Thursday, February 6, 2014

Growing Up in a Sceneless Small Town

The lovely lade who runs Les Fleurs Noires and Spooky University posted a video about goth scenes (or the lack thereof) on her YouTube a while back. I’ve been sitting on the topic for a while, and thought I should put in my two cents.

I grew up in a similarly small town in Minnesota (south rather than north). As much as I love my town, there weren’t exactly all that many people who were into subcultures of any sort. The closest thing we had to a scene when I was in high school was one lunch table filled with alternative folks. It was a crazy mishmash of protohipsters, Japanophiles, punk-ish folks, babybats, gamer geeks, and socially awkward spooky kids.

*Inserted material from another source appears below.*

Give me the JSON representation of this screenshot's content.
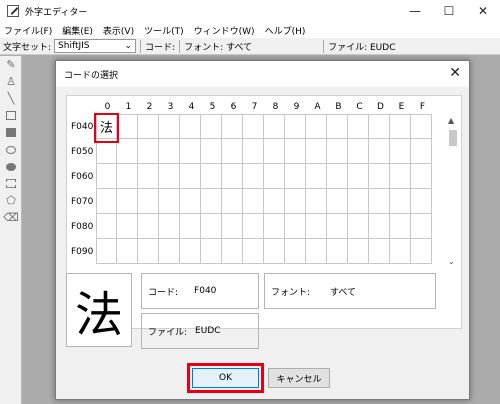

There was no scene, really; there was just a small group of people who inhabited different subcultures who came together out of mutual strangeness and out of a need to find community in a social bubble that considered us the other.

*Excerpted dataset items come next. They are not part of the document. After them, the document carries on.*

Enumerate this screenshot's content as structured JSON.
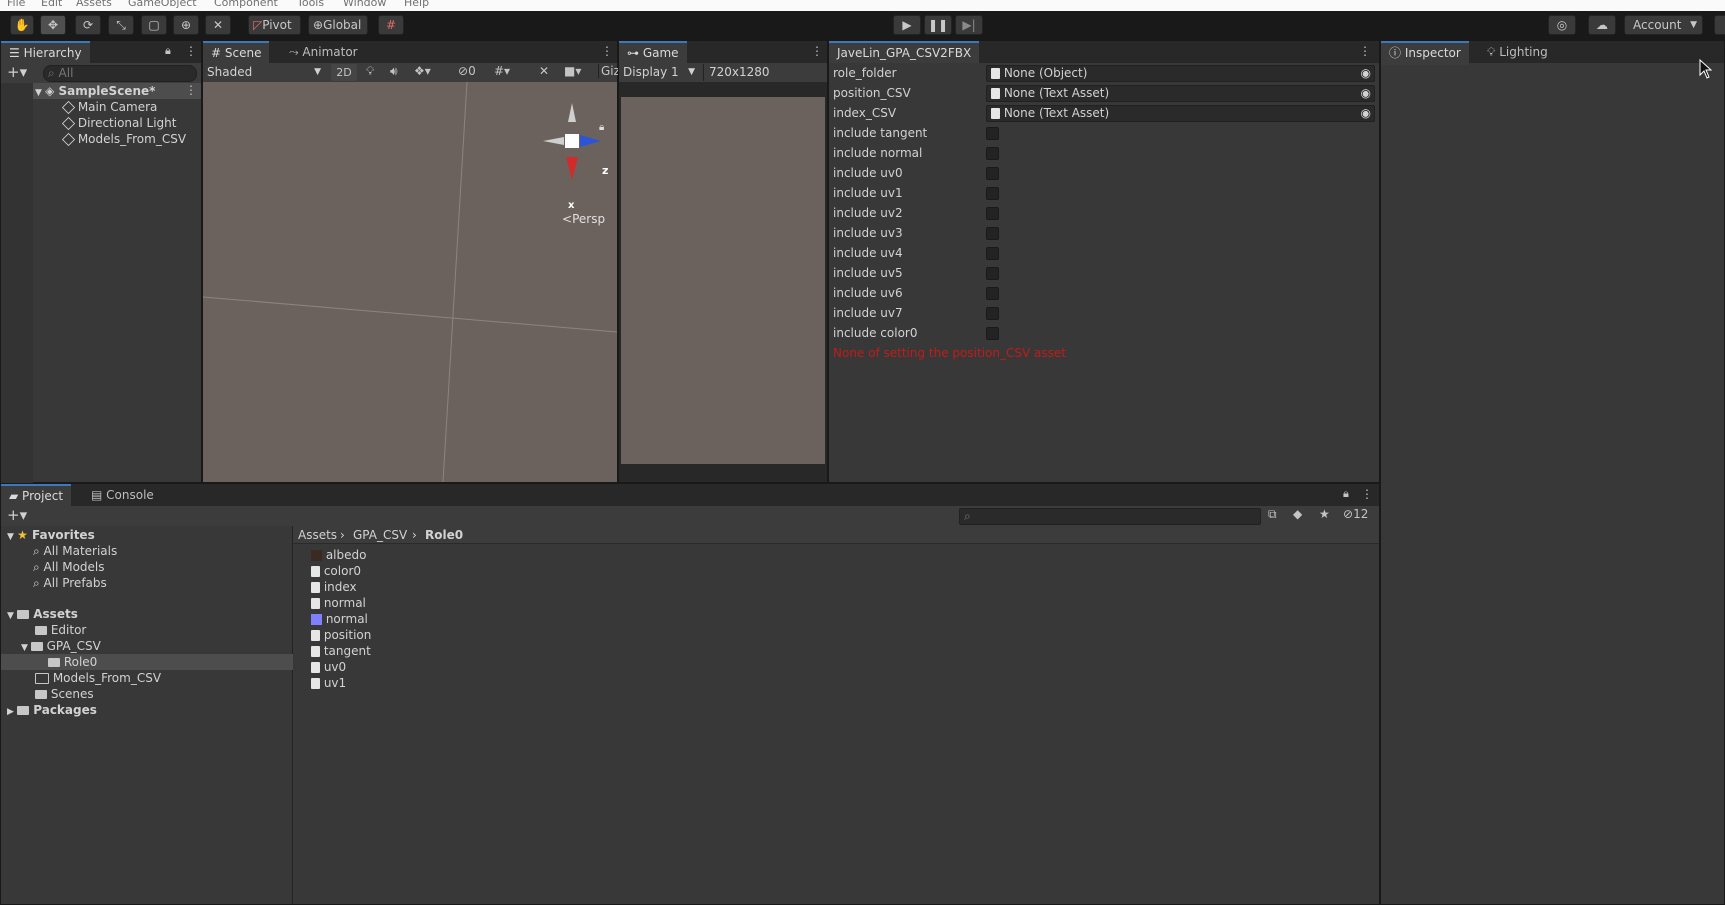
{
  "menu": [
    "File",
    "Edit",
    "Assets",
    "GameObject",
    "Component",
    "Tools",
    "Window",
    "Help"
  ],
  "toolbar": {
    "pivot_label": "Pivot",
    "global_label": "Global",
    "account_label": "Account"
  },
  "hierarchy": {
    "tab": "Hierarchy",
    "search_placeholder": "All",
    "scene": "SampleScene*",
    "objects": [
      "Main Camera",
      "Directional Light",
      "Models_From_CSV"
    ]
  },
  "scene_view": {
    "tab_scene": "Scene",
    "tab_animator": "Animator",
    "shading": "Shaded",
    "mode_2d": "2D",
    "hidden_count": "0",
    "gizmos_label": "Gizi",
    "gizmo_persp": "Persp",
    "axis_z": "z",
    "axis_x": "x"
  },
  "game_view": {
    "tab": "Game",
    "display": "Display 1",
    "resolution": "720x1280"
  },
  "tool_window": {
    "tab": "JaveLin_GPA_CSV2FBX",
    "fields": [
      {
        "label": "role_folder",
        "value": "None (Object)"
      },
      {
        "label": "position_CSV",
        "value": "None (Text Asset)"
      },
      {
        "label": "index_CSV",
        "value": "None (Text Asset)"
      }
    ],
    "toggles": [
      "include tangent",
      "include normal",
      "include uv0",
      "include uv1",
      "include uv2",
      "include uv3",
      "include uv4",
      "include uv5",
      "include uv6",
      "include uv7",
      "include color0"
    ],
    "error_text": "None of setting the position_CSV asset"
  },
  "inspector": {
    "tab_inspector": "Inspector",
    "tab_lighting": "Lighting"
  },
  "project": {
    "tab_project": "Project",
    "tab_console": "Console",
    "hidden_count": "12",
    "favorites_label": "Favorites",
    "favorites": [
      "All Materials",
      "All Models",
      "All Prefabs"
    ],
    "assets_label": "Assets",
    "asset_tree": [
      "Editor",
      "GPA_CSV",
      "Role0",
      "Models_From_CSV",
      "Scenes"
    ],
    "packages_label": "Packages",
    "breadcrumb": [
      "Assets",
      "GPA_CSV",
      "Role0"
    ],
    "files": [
      "albedo",
      "color0",
      "index",
      "normal",
      "normal",
      "position",
      "tangent",
      "uv0",
      "uv1"
    ]
  },
  "colors": {
    "selection": "#3a79bb",
    "error": "#c21b1b",
    "panel": "#383838"
  }
}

When I went away to college, I was just barely 18 and ended up at a small Midwestern private college in small town Iowa. While it wasn’t exactly a haven for subculture, there were a few folks who embraced weirdness in a subcultural direction. One professor was a self-confessed goth. One of my good friends wore stompy boots and coveted Moitie dresses. Another friend spiked his hair, dyed it pink, and wore a Russian greatcoat. Still another friend listened to a good deal of heavy metal and industrial. But, while there wasn’t really a scene to speak of, we weren’t othered like my friends from high school. We wandered fluidly through our weirdness and found friends who accepted us as we were. Really, I miss my college friends terribly because they were some of the strangest, most accepting people I have ever known.

Now that I’m back in the area where I grew up after some time in the Twin Cities, I’m really beginning to realize just how tiny the presence of subculture is. There are apparently a few Lolitas in the next town over, but I have not met them yet. I haven’t seen a single black-clad soul. There have been no frills. I saw one gentleman who was either cosplaying or LARPing and I very nearly shouted out after him about how much I liked his armor. One of my younger friends let out a squee when she realized that I knew what Lolita was and could direct her to websites to learn more.

Honestly, it feels lonely. I miss having friends nearby who understand the chaos that is subculture.

However, through all of this, I'm glad that I’ve not been limited to a single scene. I have been allowed to play as much as I like. I haven’t faced cries of “this is not goth!” or “why are you listening to metal when you’re a Lolita?” I’ve been allowed to dabble in whatever styles I please, and be whatever person I want to be.

So, yes, It has been lonely and strange, but the lack of subculture does come with the occasional bright spot. And who knows? I might find a spooky or frilly underbelly to this area yet.


  1. I hear you; I've always lived in a small town and always felt the lack of a "group" I could belong to - I didn't even hang up with the few alternatives I know because sometimes having the same taste in music and/or clothes doesn't mean people are automatically going to get along well.
    It's true that I didn't have to stick strictly to a subculture's rules, which is good, but it's also true that I've never had anyone with whom to talk about the things I liked, or who came shopping with me, or to whom I could ask outfit advice… I don't know, it has always felt kind of lonely.

    1. It is lonely. I mean, there's always the internet, but that type of connection just isn't quite the same.